Satuuntuksemua.id / Imanuel Kaloh
TONDANO,
Ratusan Aparatur Sipil Negera (ASN) di Kabupaten Minahasa Sulawesi Utara (Sulut) kena sanksi pemotongan Tunjangan Tambahan Penghasilan (TTP) di awal tahun 2026.
Sedikitnya terdapat 458 ASN diberi sanksi karena absen saat pelaksanaan apel perdana Pemerintah Kabupaten (Pemkab) Minahasa Senin (05/01/25).
“Sejumlah ASN ini resmi dijatuhi sanksi disiplin berupa pemotongan Tunjangan Tambahan Penghasilan (TTP) karena mangkir dari apel kerja perdana,” kata Kepala BKPSDM Minahasa, Moudy Pangerapan di Tondano.
Padahal terang Pangerapan, Apel tersebut dipimpin langsung oleh Bupati Minahasa Robby Dondokambey.
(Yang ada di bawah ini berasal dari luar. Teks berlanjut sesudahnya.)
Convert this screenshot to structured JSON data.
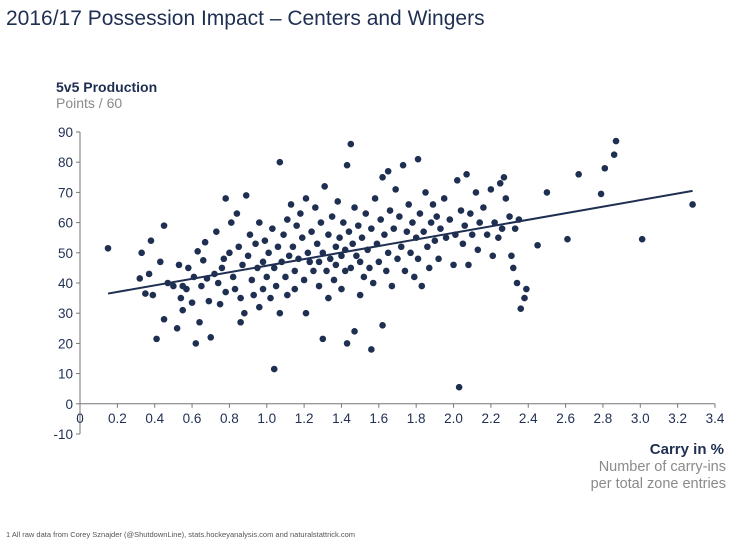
{
  "title": "2016/17 Possession Impact – Centers and Wingers",
  "footnote": "1 All raw data from Corey Sznajder (@ShutdownLine), stats.hockeyanalysis.com and naturalstattrick.com",
  "colors": {
    "marker": "#1f2f52",
    "trendline": "#1f2f52",
    "text": "#1f2f52",
    "subtext": "#8a8a8a"
  },
  "chart_data": {
    "type": "scatter",
    "title": "2016/17 Possession Impact – Centers and Wingers",
    "ylabel": "5v5 Production",
    "ylabel_sub": "Points / 60",
    "xlabel": "Carry in %",
    "xlabel_sub": [
      "Number of carry-ins",
      "per total zone entries"
    ],
    "xlim": [
      0,
      3.4
    ],
    "ylim": [
      -10,
      90
    ],
    "x_ticks": [
      "0",
      "0.2",
      "0.4",
      "0.6",
      "0.8",
      "1.0",
      "1.2",
      "1.4",
      "1.6",
      "1.8",
      "2.0",
      "2.2",
      "2.4",
      "2.6",
      "2.8",
      "3.0",
      "3.2",
      "3.4"
    ],
    "x_tick_values": [
      0,
      0.2,
      0.4,
      0.6,
      0.8,
      1.0,
      1.2,
      1.4,
      1.6,
      1.8,
      2.0,
      2.2,
      2.4,
      2.6,
      2.8,
      3.0,
      3.2,
      3.4
    ],
    "y_ticks": [
      "-10",
      "0",
      "10",
      "20",
      "30",
      "40",
      "50",
      "60",
      "70",
      "80",
      "90"
    ],
    "y_tick_values": [
      -10,
      0,
      10,
      20,
      30,
      40,
      50,
      60,
      70,
      80,
      90
    ],
    "trendline": {
      "x": [
        0.15,
        3.28
      ],
      "y": [
        36.5,
        70.5
      ]
    },
    "grid": false,
    "points": [
      [
        0.15,
        51.5
      ],
      [
        0.32,
        41.5
      ],
      [
        0.33,
        50
      ],
      [
        0.35,
        36.5
      ],
      [
        0.37,
        43
      ],
      [
        0.38,
        54
      ],
      [
        0.39,
        36
      ],
      [
        0.41,
        21.5
      ],
      [
        0.43,
        47
      ],
      [
        0.45,
        59
      ],
      [
        0.45,
        28
      ],
      [
        0.47,
        40
      ],
      [
        0.5,
        39
      ],
      [
        0.52,
        25
      ],
      [
        0.53,
        46
      ],
      [
        0.54,
        35
      ],
      [
        0.55,
        31
      ],
      [
        0.55,
        39
      ],
      [
        0.57,
        38
      ],
      [
        0.58,
        45
      ],
      [
        0.6,
        33.5
      ],
      [
        0.61,
        42
      ],
      [
        0.62,
        20
      ],
      [
        0.63,
        50.5
      ],
      [
        0.64,
        27
      ],
      [
        0.65,
        39
      ],
      [
        0.66,
        47.5
      ],
      [
        0.67,
        53.5
      ],
      [
        0.68,
        41.5
      ],
      [
        0.69,
        34
      ],
      [
        0.7,
        22
      ],
      [
        0.72,
        43
      ],
      [
        0.73,
        57
      ],
      [
        0.74,
        40
      ],
      [
        0.75,
        33
      ],
      [
        0.76,
        45
      ],
      [
        0.77,
        48
      ],
      [
        0.78,
        68
      ],
      [
        0.78,
        37
      ],
      [
        0.8,
        50
      ],
      [
        0.81,
        60
      ],
      [
        0.82,
        42
      ],
      [
        0.83,
        38
      ],
      [
        0.84,
        63
      ],
      [
        0.85,
        52
      ],
      [
        0.86,
        27
      ],
      [
        0.86,
        35
      ],
      [
        0.87,
        46
      ],
      [
        0.88,
        30
      ],
      [
        0.89,
        69
      ],
      [
        0.9,
        49
      ],
      [
        0.91,
        56
      ],
      [
        0.92,
        41
      ],
      [
        0.93,
        36
      ],
      [
        0.94,
        53
      ],
      [
        0.95,
        45
      ],
      [
        0.96,
        32
      ],
      [
        0.96,
        60
      ],
      [
        0.98,
        47
      ],
      [
        0.98,
        38
      ],
      [
        0.99,
        54
      ],
      [
        1.0,
        42
      ],
      [
        1.01,
        50
      ],
      [
        1.02,
        35
      ],
      [
        1.03,
        58
      ],
      [
        1.04,
        11.5
      ],
      [
        1.04,
        45
      ],
      [
        1.05,
        39
      ],
      [
        1.06,
        52
      ],
      [
        1.07,
        80
      ],
      [
        1.07,
        30
      ],
      [
        1.08,
        47
      ],
      [
        1.09,
        56
      ],
      [
        1.1,
        42
      ],
      [
        1.11,
        61
      ],
      [
        1.11,
        36
      ],
      [
        1.12,
        49
      ],
      [
        1.13,
        66
      ],
      [
        1.14,
        52
      ],
      [
        1.15,
        44
      ],
      [
        1.15,
        38
      ],
      [
        1.16,
        59
      ],
      [
        1.17,
        48
      ],
      [
        1.18,
        63
      ],
      [
        1.19,
        55
      ],
      [
        1.2,
        41
      ],
      [
        1.21,
        68
      ],
      [
        1.21,
        30
      ],
      [
        1.22,
        50
      ],
      [
        1.23,
        47
      ],
      [
        1.24,
        57
      ],
      [
        1.25,
        44
      ],
      [
        1.26,
        65
      ],
      [
        1.27,
        53
      ],
      [
        1.28,
        39
      ],
      [
        1.28,
        47
      ],
      [
        1.29,
        60
      ],
      [
        1.3,
        21.5
      ],
      [
        1.3,
        50
      ],
      [
        1.31,
        72
      ],
      [
        1.32,
        44
      ],
      [
        1.33,
        56
      ],
      [
        1.33,
        35
      ],
      [
        1.34,
        48
      ],
      [
        1.35,
        62
      ],
      [
        1.36,
        41
      ],
      [
        1.37,
        52
      ],
      [
        1.37,
        46
      ],
      [
        1.38,
        67
      ],
      [
        1.39,
        55
      ],
      [
        1.4,
        49
      ],
      [
        1.4,
        38
      ],
      [
        1.41,
        60
      ],
      [
        1.42,
        44
      ],
      [
        1.42,
        51
      ],
      [
        1.43,
        79
      ],
      [
        1.43,
        20
      ],
      [
        1.44,
        57
      ],
      [
        1.45,
        86
      ],
      [
        1.45,
        45
      ],
      [
        1.46,
        53
      ],
      [
        1.47,
        65
      ],
      [
        1.47,
        24
      ],
      [
        1.48,
        49
      ],
      [
        1.49,
        59
      ],
      [
        1.5,
        47
      ],
      [
        1.5,
        36
      ],
      [
        1.51,
        55
      ],
      [
        1.52,
        42
      ],
      [
        1.53,
        63
      ],
      [
        1.54,
        51
      ],
      [
        1.55,
        45
      ],
      [
        1.56,
        18
      ],
      [
        1.56,
        58
      ],
      [
        1.57,
        40
      ],
      [
        1.58,
        68
      ],
      [
        1.59,
        53
      ],
      [
        1.6,
        47
      ],
      [
        1.61,
        61
      ],
      [
        1.62,
        75
      ],
      [
        1.62,
        26
      ],
      [
        1.63,
        56
      ],
      [
        1.64,
        44
      ],
      [
        1.65,
        77
      ],
      [
        1.65,
        50
      ],
      [
        1.66,
        64
      ],
      [
        1.67,
        39
      ],
      [
        1.68,
        58
      ],
      [
        1.69,
        71
      ],
      [
        1.7,
        48
      ],
      [
        1.71,
        62
      ],
      [
        1.72,
        52
      ],
      [
        1.73,
        79
      ],
      [
        1.74,
        44
      ],
      [
        1.75,
        57
      ],
      [
        1.76,
        66
      ],
      [
        1.77,
        50
      ],
      [
        1.78,
        60
      ],
      [
        1.79,
        42
      ],
      [
        1.8,
        55
      ],
      [
        1.81,
        81
      ],
      [
        1.81,
        48
      ],
      [
        1.82,
        63
      ],
      [
        1.83,
        39
      ],
      [
        1.84,
        57
      ],
      [
        1.85,
        70
      ],
      [
        1.86,
        52
      ],
      [
        1.87,
        45
      ],
      [
        1.88,
        60
      ],
      [
        1.89,
        66
      ],
      [
        1.9,
        54
      ],
      [
        1.91,
        62
      ],
      [
        1.92,
        48
      ],
      [
        1.93,
        58
      ],
      [
        1.95,
        68
      ],
      [
        1.96,
        55
      ],
      [
        1.98,
        61
      ],
      [
        2.0,
        46
      ],
      [
        2.01,
        56
      ],
      [
        2.02,
        74
      ],
      [
        2.03,
        5.5
      ],
      [
        2.04,
        64
      ],
      [
        2.05,
        53
      ],
      [
        2.06,
        59
      ],
      [
        2.07,
        76
      ],
      [
        2.08,
        46
      ],
      [
        2.09,
        63
      ],
      [
        2.1,
        56
      ],
      [
        2.12,
        70
      ],
      [
        2.13,
        51
      ],
      [
        2.14,
        60
      ],
      [
        2.16,
        65
      ],
      [
        2.18,
        56
      ],
      [
        2.2,
        71
      ],
      [
        2.21,
        49
      ],
      [
        2.22,
        60
      ],
      [
        2.24,
        55
      ],
      [
        2.25,
        73
      ],
      [
        2.26,
        58
      ],
      [
        2.27,
        75
      ],
      [
        2.28,
        68
      ],
      [
        2.3,
        62
      ],
      [
        2.31,
        49
      ],
      [
        2.32,
        45
      ],
      [
        2.33,
        58
      ],
      [
        2.34,
        40
      ],
      [
        2.35,
        61
      ],
      [
        2.36,
        31.5
      ],
      [
        2.38,
        35
      ],
      [
        2.39,
        38
      ],
      [
        2.45,
        52.5
      ],
      [
        2.5,
        70
      ],
      [
        2.61,
        54.5
      ],
      [
        2.67,
        76
      ],
      [
        2.79,
        69.5
      ],
      [
        2.81,
        78
      ],
      [
        2.86,
        82.5
      ],
      [
        2.87,
        87
      ],
      [
        3.01,
        54.5
      ],
      [
        3.28,
        66
      ]
    ]
  }
}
Namun ironisnya, tingkat kehadiran ASN dinilai masih jauh dari harapan.
Dari total 1.112 ASN yang bertugas di Organisasi Perangkat Daerah (OPD) wilayah Tondano Raya lanjut Pangerapan, hanya 654 pegawai yang hadir atau sekitar 62,74 persen, 458 ASN lainnya tercatat tidak hadir alias mangkir, dengan persentase ketidakhadiran mencapai 58,81 persen.
“Sebelumnya, Pemkab Minahasa telah menegaskan larangan menambah libur dan memperingatkan bahwa ASN yang tidak mengikuti apel perdana akan dikenakan sanksi sesuai ketentuan yang berlaku,” terangnya.
Ia menjelaskan, ASN non-jabatan dikenai pemotongan TTP sebesar 12 persen, sedangkan ASN dengan jabatan struktural dipotong hingga 15 persen.
Menurutnya, persoalan disiplin ASN menjadi sorotan utama pemerintahan Bupati dan Wakil Bupati Minahasa, Robby Dondokambey–Vanda Sarundajang.
Ia menekankan bahwa apel kerja perdana bukan sekadar formalitas, melainkan momentum penting untuk menegaskan kembali komitmen pengabdian ASN kepada masyarakat.
“Apel pasca libur panjang sangat penting sebagai penegasan komitmen seluruh aparatur pemerintah untuk memberikan pelayanan terbaik kepada daerah dan masyarakat,” ujarnya.
Hal ini lanjut dia, sudah sesuai regulasi sebagai langkah penguatan disiplin dan tertib administrasi kehadiran saat apel perdana, Pemkab Minahasa mewajibkan seluruh ASN melakukan QR Check-in yang difasilitasi langsung oleh BKPSDM.
“Penerapan sanksi ini sudah sesuai dengan Peraturan Bupati Minahasa Nomor 10 Tahun 2025 tentang Tambahan Penghasilan Pegawai ASN, khususnya Pasal 16 poin F,” kuncinya.